God, he is such a little dictator with his bathroom too. He's been running around since yesterday afternoon dictating policy on who cleans what in his bathroom if everyone is going to have to use it. He sounds more and more like is father everyday. The girls have to keep the countertop and mirror cleaned, I have to mop and sweep, and dad has to make sure the tub is clean. And NO ONE is to touch his "special" brown towels in his bathroom closet. Those are his special towels and he doesn't want them messed up with girl stuf,f or my husbands leftover razor stubble from the mornings shave.
What have I raised!
So I sit here with my ears stuffed with cottonballs because the mixer is so loud and Nia has her computer game volume turned on so loud that China is now rocking out to her dress up game program. I don't really care about either for the moment. I just want my bathrooms back looking somewhat inhabitable without little white foosies falling on our heads giving us the appearance of a some mysterious and exotic mushrooms growing on our heads.

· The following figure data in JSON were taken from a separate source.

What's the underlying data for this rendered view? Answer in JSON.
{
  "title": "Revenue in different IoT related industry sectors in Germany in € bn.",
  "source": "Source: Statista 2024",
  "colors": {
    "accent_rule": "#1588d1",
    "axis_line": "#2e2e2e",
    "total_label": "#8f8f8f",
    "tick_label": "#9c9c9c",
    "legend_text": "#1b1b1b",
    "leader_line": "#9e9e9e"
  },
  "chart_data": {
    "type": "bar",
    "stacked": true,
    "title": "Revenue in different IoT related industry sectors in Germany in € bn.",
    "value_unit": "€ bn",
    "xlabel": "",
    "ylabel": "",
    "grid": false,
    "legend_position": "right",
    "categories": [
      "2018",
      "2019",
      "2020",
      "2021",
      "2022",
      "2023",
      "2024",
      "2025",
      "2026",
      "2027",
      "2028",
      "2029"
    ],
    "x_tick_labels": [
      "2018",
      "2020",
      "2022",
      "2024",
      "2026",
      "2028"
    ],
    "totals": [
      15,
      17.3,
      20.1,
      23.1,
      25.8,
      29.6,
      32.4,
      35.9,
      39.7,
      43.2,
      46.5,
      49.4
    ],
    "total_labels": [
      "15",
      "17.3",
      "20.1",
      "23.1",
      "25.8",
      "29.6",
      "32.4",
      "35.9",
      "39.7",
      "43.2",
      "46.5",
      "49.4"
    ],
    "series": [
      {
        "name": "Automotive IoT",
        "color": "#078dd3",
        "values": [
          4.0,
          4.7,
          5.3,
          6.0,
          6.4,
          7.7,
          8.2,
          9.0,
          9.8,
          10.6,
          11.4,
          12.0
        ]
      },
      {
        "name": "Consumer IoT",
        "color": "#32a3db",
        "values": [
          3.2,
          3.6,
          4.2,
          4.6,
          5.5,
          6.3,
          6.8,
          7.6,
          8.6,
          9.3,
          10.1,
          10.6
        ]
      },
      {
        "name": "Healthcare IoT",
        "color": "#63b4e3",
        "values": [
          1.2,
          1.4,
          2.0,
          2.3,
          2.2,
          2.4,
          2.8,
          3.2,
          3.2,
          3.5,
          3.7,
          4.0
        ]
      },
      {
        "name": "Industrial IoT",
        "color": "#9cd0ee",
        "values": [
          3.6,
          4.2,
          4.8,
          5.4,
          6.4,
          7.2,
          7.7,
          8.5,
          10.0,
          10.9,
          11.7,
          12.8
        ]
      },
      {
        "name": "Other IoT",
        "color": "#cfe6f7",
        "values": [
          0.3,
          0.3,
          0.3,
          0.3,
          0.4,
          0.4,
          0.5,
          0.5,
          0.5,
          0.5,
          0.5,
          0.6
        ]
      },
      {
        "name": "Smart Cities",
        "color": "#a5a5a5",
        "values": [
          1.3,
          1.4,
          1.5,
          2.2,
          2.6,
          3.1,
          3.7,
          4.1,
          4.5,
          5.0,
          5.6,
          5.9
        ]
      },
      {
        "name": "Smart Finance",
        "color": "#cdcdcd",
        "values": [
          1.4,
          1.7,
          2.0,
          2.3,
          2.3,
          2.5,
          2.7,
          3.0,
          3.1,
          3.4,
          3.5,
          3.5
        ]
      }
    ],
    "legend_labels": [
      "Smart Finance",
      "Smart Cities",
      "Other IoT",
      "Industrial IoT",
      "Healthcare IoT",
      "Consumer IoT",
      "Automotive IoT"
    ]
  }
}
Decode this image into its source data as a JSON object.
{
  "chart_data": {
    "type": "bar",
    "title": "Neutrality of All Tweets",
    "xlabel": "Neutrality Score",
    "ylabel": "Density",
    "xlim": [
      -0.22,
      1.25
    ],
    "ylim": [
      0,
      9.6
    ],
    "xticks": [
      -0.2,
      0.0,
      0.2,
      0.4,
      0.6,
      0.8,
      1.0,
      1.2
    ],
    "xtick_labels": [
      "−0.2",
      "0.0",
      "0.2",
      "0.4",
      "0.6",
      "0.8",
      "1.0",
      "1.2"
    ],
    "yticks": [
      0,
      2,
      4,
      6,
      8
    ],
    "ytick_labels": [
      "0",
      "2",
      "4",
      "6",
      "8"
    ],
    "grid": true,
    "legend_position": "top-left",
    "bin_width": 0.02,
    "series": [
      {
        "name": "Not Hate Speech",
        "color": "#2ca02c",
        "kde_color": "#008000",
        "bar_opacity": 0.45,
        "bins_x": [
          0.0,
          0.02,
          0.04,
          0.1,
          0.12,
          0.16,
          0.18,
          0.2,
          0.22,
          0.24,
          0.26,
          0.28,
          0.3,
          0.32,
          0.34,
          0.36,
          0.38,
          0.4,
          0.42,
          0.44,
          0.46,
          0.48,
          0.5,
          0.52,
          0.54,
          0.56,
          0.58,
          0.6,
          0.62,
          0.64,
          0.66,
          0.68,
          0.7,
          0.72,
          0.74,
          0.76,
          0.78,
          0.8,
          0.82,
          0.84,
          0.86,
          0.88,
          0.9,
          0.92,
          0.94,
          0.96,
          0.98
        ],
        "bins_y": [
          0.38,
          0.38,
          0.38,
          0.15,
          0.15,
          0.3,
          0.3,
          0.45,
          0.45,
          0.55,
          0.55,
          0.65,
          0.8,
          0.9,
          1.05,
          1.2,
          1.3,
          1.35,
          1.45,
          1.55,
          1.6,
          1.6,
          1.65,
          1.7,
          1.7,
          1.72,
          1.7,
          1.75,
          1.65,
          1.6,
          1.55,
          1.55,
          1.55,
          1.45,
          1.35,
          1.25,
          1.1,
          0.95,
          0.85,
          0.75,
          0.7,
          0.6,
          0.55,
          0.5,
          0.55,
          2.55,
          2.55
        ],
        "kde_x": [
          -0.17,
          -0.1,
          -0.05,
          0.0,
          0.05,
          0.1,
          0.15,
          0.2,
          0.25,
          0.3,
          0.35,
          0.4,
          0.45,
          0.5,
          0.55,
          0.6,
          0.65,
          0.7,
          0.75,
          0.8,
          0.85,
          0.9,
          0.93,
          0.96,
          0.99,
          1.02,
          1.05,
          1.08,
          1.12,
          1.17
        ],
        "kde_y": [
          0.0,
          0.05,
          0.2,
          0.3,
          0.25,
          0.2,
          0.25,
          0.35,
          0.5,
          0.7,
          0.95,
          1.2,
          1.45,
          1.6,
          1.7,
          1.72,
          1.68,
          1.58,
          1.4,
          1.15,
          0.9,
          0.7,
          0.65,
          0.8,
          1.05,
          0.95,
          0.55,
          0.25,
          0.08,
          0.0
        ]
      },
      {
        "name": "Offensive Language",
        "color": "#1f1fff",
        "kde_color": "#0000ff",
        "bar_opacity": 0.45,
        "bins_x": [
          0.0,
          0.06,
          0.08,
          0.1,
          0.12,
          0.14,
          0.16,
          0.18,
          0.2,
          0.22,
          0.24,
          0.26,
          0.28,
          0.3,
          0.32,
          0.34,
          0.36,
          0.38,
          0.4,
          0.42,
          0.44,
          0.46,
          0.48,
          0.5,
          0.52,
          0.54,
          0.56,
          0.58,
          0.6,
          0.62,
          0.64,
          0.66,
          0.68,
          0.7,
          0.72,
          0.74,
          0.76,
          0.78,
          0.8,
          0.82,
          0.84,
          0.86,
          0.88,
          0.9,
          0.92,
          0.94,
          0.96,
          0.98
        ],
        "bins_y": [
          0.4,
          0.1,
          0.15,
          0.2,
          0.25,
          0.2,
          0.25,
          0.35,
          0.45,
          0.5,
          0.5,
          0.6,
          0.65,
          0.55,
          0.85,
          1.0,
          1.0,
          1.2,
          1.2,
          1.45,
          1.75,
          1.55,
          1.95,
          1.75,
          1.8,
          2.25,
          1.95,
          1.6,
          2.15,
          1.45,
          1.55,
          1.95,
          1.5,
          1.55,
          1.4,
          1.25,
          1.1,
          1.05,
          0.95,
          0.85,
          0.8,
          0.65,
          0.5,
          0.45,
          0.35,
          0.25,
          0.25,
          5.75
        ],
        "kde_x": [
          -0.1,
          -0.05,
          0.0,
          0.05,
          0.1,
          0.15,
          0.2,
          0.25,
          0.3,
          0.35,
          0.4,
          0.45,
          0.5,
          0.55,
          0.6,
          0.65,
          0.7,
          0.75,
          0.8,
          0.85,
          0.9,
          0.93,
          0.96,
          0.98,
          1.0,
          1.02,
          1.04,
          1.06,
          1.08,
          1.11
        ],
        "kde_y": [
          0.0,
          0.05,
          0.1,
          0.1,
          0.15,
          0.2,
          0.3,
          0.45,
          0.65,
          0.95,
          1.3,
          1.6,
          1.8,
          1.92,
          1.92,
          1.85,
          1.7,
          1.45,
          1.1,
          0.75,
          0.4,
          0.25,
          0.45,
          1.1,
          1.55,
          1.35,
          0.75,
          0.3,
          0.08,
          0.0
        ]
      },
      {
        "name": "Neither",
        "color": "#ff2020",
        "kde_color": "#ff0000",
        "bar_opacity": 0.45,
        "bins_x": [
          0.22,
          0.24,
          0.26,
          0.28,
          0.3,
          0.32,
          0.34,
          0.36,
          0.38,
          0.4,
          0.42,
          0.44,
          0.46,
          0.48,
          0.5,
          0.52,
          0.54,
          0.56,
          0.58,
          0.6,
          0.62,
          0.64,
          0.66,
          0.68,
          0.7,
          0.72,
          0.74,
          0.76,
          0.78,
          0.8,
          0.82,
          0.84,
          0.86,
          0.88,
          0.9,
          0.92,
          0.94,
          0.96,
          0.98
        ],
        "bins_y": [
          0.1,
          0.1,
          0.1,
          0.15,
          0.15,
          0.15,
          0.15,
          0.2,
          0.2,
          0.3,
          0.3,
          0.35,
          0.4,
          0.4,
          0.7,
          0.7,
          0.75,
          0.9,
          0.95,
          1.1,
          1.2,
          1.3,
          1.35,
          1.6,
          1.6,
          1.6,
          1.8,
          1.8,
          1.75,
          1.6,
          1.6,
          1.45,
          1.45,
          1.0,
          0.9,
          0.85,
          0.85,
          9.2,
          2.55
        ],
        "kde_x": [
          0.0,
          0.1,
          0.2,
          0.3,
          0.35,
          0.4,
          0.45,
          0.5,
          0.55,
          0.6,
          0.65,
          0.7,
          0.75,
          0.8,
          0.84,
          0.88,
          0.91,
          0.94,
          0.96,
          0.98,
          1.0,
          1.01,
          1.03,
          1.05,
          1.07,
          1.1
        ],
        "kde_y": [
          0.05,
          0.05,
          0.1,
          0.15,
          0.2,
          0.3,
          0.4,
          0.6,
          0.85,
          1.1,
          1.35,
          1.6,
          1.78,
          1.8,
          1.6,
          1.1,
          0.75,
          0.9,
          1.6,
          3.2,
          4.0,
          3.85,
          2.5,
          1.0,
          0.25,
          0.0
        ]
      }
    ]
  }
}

I have just been informed that it will take at least one more day to do the ceilings. Julian is not going to be happy. I've also been told that I will have to paint it once it's done; this guy doesn't do painting.
I have now added painting the bathroom of my ever growing to-do list of:
- starting a new business
- coordinating a yard sale with three years of stuff to get rid of
- creatively restructuring our budget so that we can even live in this place
- designing and making raised bed gardens from scratch
- teaching everyone how to garden without killing the food we need to eat this summer
- how to keep curtains on the wall without Nia thinking they are vines to swing from
- how to fill the holes she left after she pulled the last curtain rod out of the wall
- how to fill the hole she left in another door after climbing to get her Valentines candy
- making my husbands new website and his blog and keeping up with my blog
- monitoring all my kids science projects which now encompass three rooms of the house
The question is: what color should I pick?